In the event you have a limited liability company in your home country and you think about doing business in the Netherlands, you can start with a branch/representative office of your foreign limited liability company.
The advantage is that the set up with the Chambers of Commerce and the Dutch tax office is not too complex against the incorporation of a BV company through a Dutch notary. We can assist in this matter. The company name already exists, so the website , stationary etc. is already in place. You only need to do the business.
The start up is most of the time costly, therefore we anticipate a loss in the startup period. This loss can be compensated with the company’s result in the home country corporate income tax return. The home country’ s corporate income tax return needs to include the world wide income of the company, hence the (startup) loss of the Netherlands will reduce the home country’s corporate income tax base. In the event the Dutch branch is profitable and Dutch corporate income tax has been paid, then the home country’s corporate income tax return will provide for a double taxation relief.
The relation between the head office and the branch/representative office is very informal.

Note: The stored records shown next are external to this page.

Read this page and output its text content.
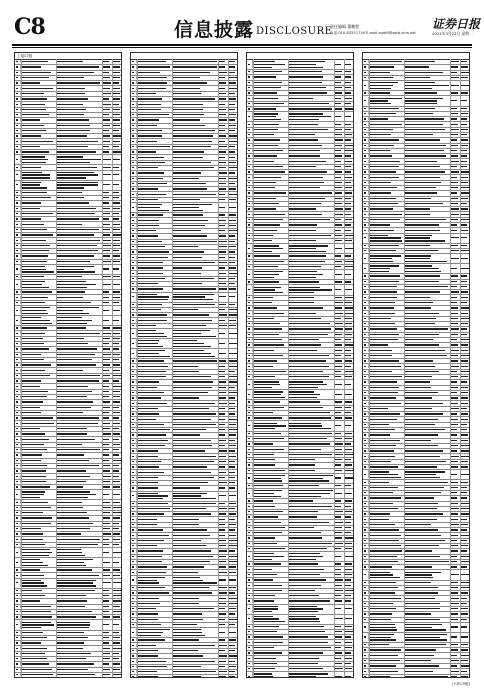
C8	信息披露 DISCLOSURE
责任编辑 董鹏程
电话:010-83251716 E-mail:zqrb9@zqrb.sina.net
证券日报
2021年3月22日 星期一
上接C7版
(下转C9版)
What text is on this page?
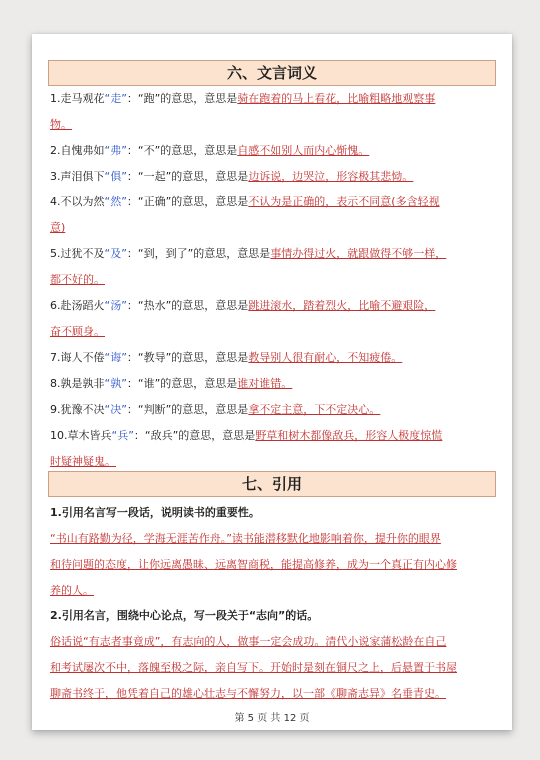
六、文言词义
1.走马观花“走”：“跑”的意思，意思是骑在跑着的马上看花，比喻粗略地观察事
物。
2.自愧弗如“弗”：“不”的意思，意思是自感不如别人而内心惭愧。
3.声泪俱下“俱”：“一起”的意思，意思是边诉说，边哭泣，形容极其悲恸。
4.不以为然“然”：“正确”的意思，意思是不认为是正确的，表示不同意(多含轻视
意)
5.过犹不及“及”：“到，到了”的意思，意思是事情办得过火，就跟做得不够一样，
都不好的。
6.赴汤蹈火“汤”：“热水”的意思，意思是跳进滚水，踏着烈火，比喻不避艰险，
奋不顾身。
7.诲人不倦“诲”：“教导”的意思，意思是教导别人很有耐心，不知疲倦。
8.孰是孰非“孰”：“谁”的意思，意思是谁对谁错。
9.犹豫不决“决”：“判断”的意思，意思是拿不定主意，下不定决心。
10.草木皆兵“兵”：“敌兵”的意思，意思是野草和树木都像敌兵，形容人极度惊慌
时疑神疑鬼。
七、引用
1.引用名言写一段话，说明读书的重要性。
“书山有路勤为径，学海无涯苦作舟。”读书能潜移默化地影响着你，提升你的眼界
和待问题的态度，让你远离愚昧、远离智商税，能提高修养，成为一个真正有内心修
养的人。
2.引用名言，围绕中心论点，写一段关于“志向”的话。
俗话说“有志者事竟成”，有志向的人，做事一定会成功。清代小说家蒲松龄在自己
和考试屡次不中，落魄至极之际，亲自写下。开始时是刻在铜尺之上，后悬置于书屋
聊斋书终于，他凭着自己的雄心壮志与不懈努力，以一部《聊斋志异》名垂青史。
第 5 页 共 12 页
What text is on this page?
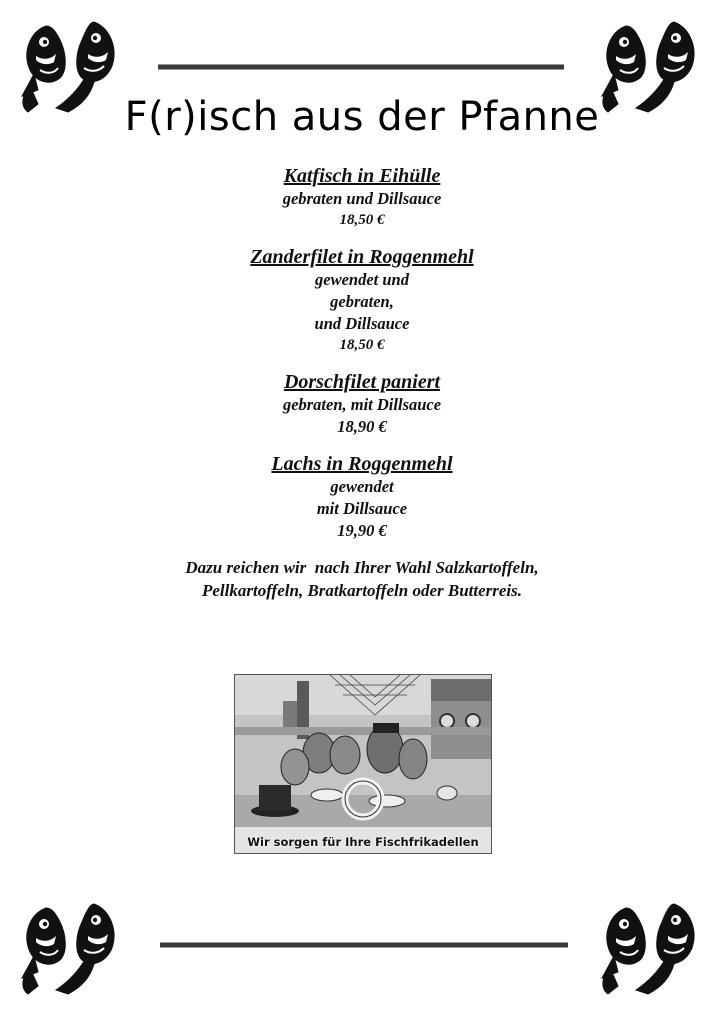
F(r)isch aus der Pfanne
Katfisch in Eihülle
gebraten und Dillsauce
18,50 €
Zanderfilet in Roggenmehl
gewendet und
gebraten,
und Dillsauce
18,50 €
Dorschfilet paniert
gebraten, mit Dillsauce
18,90 €
Lachs in Roggenmehl
gewendet
mit Dillsauce
19,90 €
Dazu reichen wir  nach Ihrer Wahl Salzkartoffeln,
Pellkartoffeln, Bratkartoffeln oder Butterreis.
Wir sorgen für Ihre Fischfrikadellen
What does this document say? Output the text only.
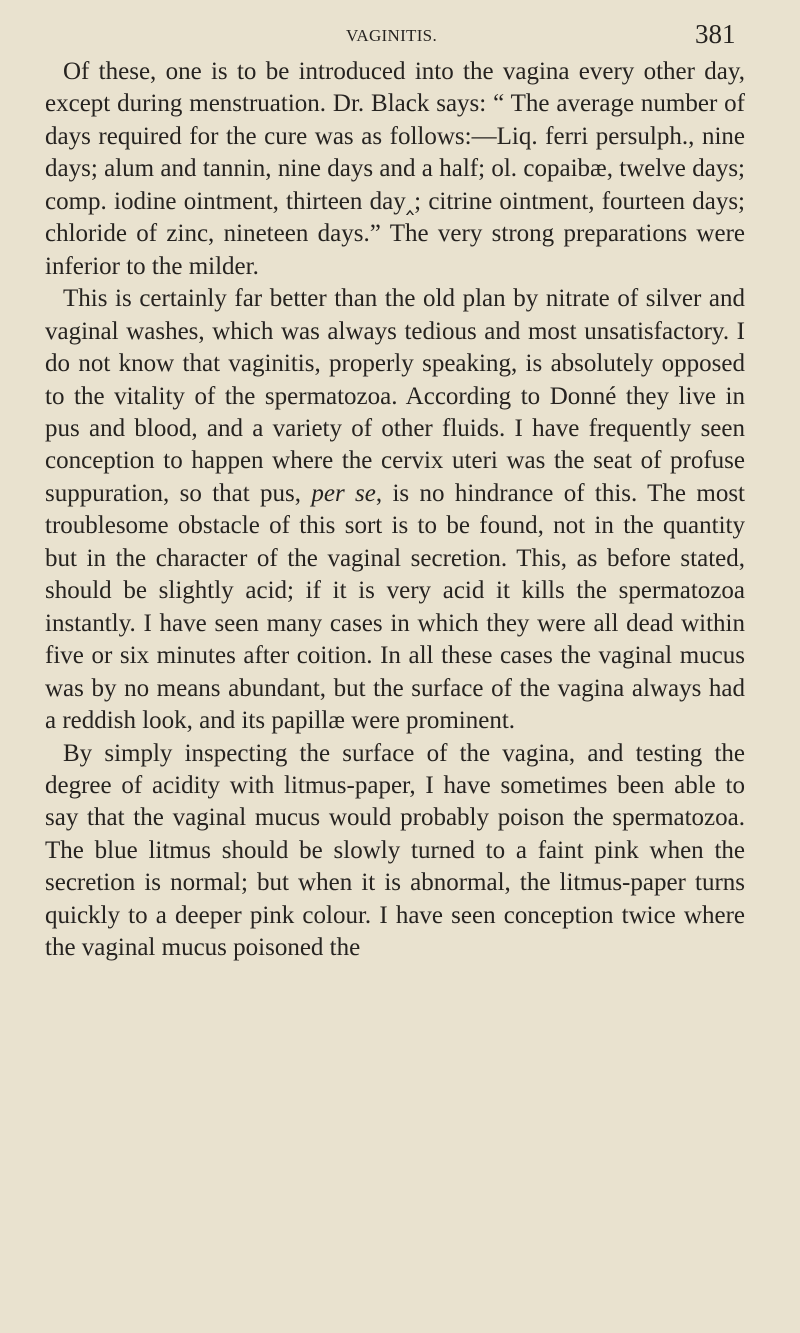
VAGINITIS.	381

Of these, one is to be introduced into the vagina every other day, except during menstruation. Dr. Black says: “ The average number of days required for the cure was as follows:—Liq. ferri persulph., nine days; alum and tannin, nine days and a half; ol. copaibæ, twelve days; comp. iodine ointment, thirteen day‸; citrine ointment, fourteen days; chloride of zinc, nineteen days.” The very strong preparations were inferior to the milder.

This is certainly far better than the old plan by nitrate of silver and vaginal washes, which was always tedious and most unsatisfactory. I do not know that vaginitis, properly speaking, is absolutely opposed to the vitality of the spermatozoa. According to Donné they live in pus and blood, and a variety of other fluids. I have frequently seen conception to happen where the cervix uteri was the seat of profuse suppuration, so that pus, per se, is no hindrance of this. The most troublesome obstacle of this sort is to be found, not in the quantity but in the character of the vaginal secretion. This, as before stated, should be slightly acid; if it is very acid it kills the spermatozoa instantly. I have seen many cases in which they were all dead within five or six minutes after coition. In all these cases the vaginal mucus was by no means abundant, but the surface of the vagina always had a reddish look, and its papillæ were prominent.

By simply inspecting the surface of the vagina, and testing the degree of acidity with litmus-paper, I have sometimes been able to say that the vaginal mucus would probably poison the spermatozoa. The blue litmus should be slowly turned to a faint pink when the secretion is normal; but when it is abnormal, the litmus-paper turns quickly to a deeper pink colour. I have seen conception twice where the vaginal mucus poisoned the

Money can go easily back and forwards as long as the results are shown in the country to which they can be allocated. From the moment the branch starts to become profitable , you can decide whether or not to convert the registration into a BV company. If you no longer desire the registration of the branch/representative office, then you simply have it deregistered.
The advantage of starting a branch/representative office against a BV company is mainly the intercompany transfer pricing. As the Dutch BV needs to act with it shareholder, being the limited liability company in the home country, as a third party, the transactions between the two companies should be as such. The funds the head office provides is now a loan which implies interest, security and a repayment scheme. The head office needs to charge a fee for its services that needs to have been benchmarked. The relation is more formal, needs to be put in writing, incase business is bad and the Dutch BV goes bankrupt. During bankruptcy the curator will try to hold the shareholder liable, in order to be able to get money in to pay for outstanding debts. Dissolve the BV is done via liquidation procedure, that takes at least two months.